The rumblings this time started in – or more accurately, about – William Marlin’s National Alliance. The party does not have a good track record for keeping its candidates on board. After the 2010 elections. Patrick Illidge – by now the most well-known politician from St. Maarten in the entire Kingdom, a bit like a suspended soccer player – jumped ship to become independent. Later, National Alliance stalwart Frans Richardson followed his example. More recently, this month, Dr. Lloyd Richardson announced his departure from the party. What’s left of the current faction? Laveist, Pantophlet, Hyacinth Richardson and of course party leader Marlin.

The political transfer season is open and there is no way of knowing who will fly which colors later this year. We hear the Laveist is considering his options – and he should. After all, we’re talking about fifteen tickets to highly paid and not too strenuous jobs. That is what this is all about.

Let’s flash back to August 2010, when the Democratic Party made a stir with statements about one Narda de Windt. Originally scheduled as a candidate on the DP-list, Mrs. De Windt, who was thought to appeal to Spanish speaking voters, dropped the ball and became a candidate for the National Alliance.

DP-President Michael Ferrier was not amused and he claimed that the National Alliance had given De Windt $20,000 in cash and a car. The money was to be distributed among potential voters, Ferrier claimed. The car – well, guess. But De Windt denied all allegations. After the elections, she was quickly forgotten. We do not remember the exact numbers, but the controversial candidate did not make a dent in the armor of William Marlin’s political opponents.

Ferrier though played this issue to the hilt. He even called for international observers to come to St. Maarten for the elections. None came, of course, but at the time it sounded like the best argument to underline the seriousness of the alleged De Windt defection.

Now we hear, from the National Alliance press conference on Monday, that Patrick Illidge sold his seat to the highest bidder after the 2010 elections. Nothing surprises us about politicians, especially when his name is Patrick Illidge, but this claim came out of left field.

Why bring this up now and not at the time when Illidge declared himself independent. We’d think that selling a seat in parliament is a serious infringement on democratic principles and an outright threat to the constitutional state. Somebody should pay serious attention to such allegations – if there is even an ounce of truth in them.

But wait, we forgot, apart from the political transfer season, the traditional mudslinging season has now also begun. What is easier than throw some mud at a guy who is already sitting in jail and cannot defend himself?

We keep an absolute open mind about Patrick Illidge, though we also happen to think that the investigation against him that is currently underway cannot be entirely baseless. Like in sports, the prizes in these investigations are awarded at the finish – when the independent judge has pronounced his ruling. In the meantime, Illidge is damaged goods – politically speaking – and there seems little point to drag him into the equation for the upcoming elections.

What bothers us most though, is that this is just the beginning. The elections season is still young, and we may expect much more mudslinging in the coming months – from all sides.

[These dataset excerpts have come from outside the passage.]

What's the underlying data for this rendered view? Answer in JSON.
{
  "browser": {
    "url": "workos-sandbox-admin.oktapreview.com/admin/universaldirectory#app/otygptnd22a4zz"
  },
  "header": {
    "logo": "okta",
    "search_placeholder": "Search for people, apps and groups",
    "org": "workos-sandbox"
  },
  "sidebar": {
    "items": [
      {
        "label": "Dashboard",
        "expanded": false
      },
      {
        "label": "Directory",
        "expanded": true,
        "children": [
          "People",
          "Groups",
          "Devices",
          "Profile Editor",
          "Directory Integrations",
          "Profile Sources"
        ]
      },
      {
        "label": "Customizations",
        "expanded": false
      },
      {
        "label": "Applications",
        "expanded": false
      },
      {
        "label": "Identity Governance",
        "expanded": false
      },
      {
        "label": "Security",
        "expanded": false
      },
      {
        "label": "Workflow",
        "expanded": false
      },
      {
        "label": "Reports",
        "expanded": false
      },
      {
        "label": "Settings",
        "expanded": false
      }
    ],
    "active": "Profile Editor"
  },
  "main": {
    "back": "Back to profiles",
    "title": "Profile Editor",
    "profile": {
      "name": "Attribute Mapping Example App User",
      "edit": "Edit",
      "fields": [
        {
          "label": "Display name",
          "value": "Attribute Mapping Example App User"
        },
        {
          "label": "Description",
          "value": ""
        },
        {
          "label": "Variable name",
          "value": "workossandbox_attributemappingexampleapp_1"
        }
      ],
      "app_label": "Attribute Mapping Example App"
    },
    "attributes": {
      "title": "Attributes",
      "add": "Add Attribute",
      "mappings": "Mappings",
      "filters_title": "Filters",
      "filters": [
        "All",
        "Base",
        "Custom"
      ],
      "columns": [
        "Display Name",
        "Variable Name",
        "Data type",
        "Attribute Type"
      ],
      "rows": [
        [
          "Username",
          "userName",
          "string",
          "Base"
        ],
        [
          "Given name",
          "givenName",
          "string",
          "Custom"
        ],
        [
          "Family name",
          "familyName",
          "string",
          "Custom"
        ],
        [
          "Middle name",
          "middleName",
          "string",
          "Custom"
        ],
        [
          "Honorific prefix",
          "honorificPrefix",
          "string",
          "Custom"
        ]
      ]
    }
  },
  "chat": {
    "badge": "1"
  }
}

Because that is the nature of the game – the way it is understood in the Caribbean setting.

Let those games not fool you because the players in the political arena all know each other better than some of us know ourselves. The mudslinging is a show for public consumptions, because when the battle is over, politicians whom you thought hated each other’s guts, suddenly seem to be the best of friends again.

Remember when UP-leader Theo Heyliger left the Democratic Party to become independent? And remember how he did not participate in the last elections for the Netherlands Antilles in January 2010? Heyliger showed up on postulation day at both the manifestations of the National Alliance and the Democratic Party.

One could understand his popularity with National Alliance supporters at the time. After all, he had turned his back on the party of the Old Man and thereby on their perpetual political adversary. But when Heyliger subsequently showed up when the DP postulated its candidates, some people thought they saw water burn. Heyliger was as popular with the DP fan base – that he had shunned – as he was with the supporters if the NA.

That’s politics in St. Maarten in a nutshell. It is a game, but a game with high stakes. That escapes most of the electorate. Too many voters think that what they are getting out of their vote is the honey they so desperately long for. But the truth is of course that the real honey is always distributed among a ruling class that does not give a damn about the mud that comes their way. They consider it part of the package – and they cash their checks every month with a smile they hope nobody will see.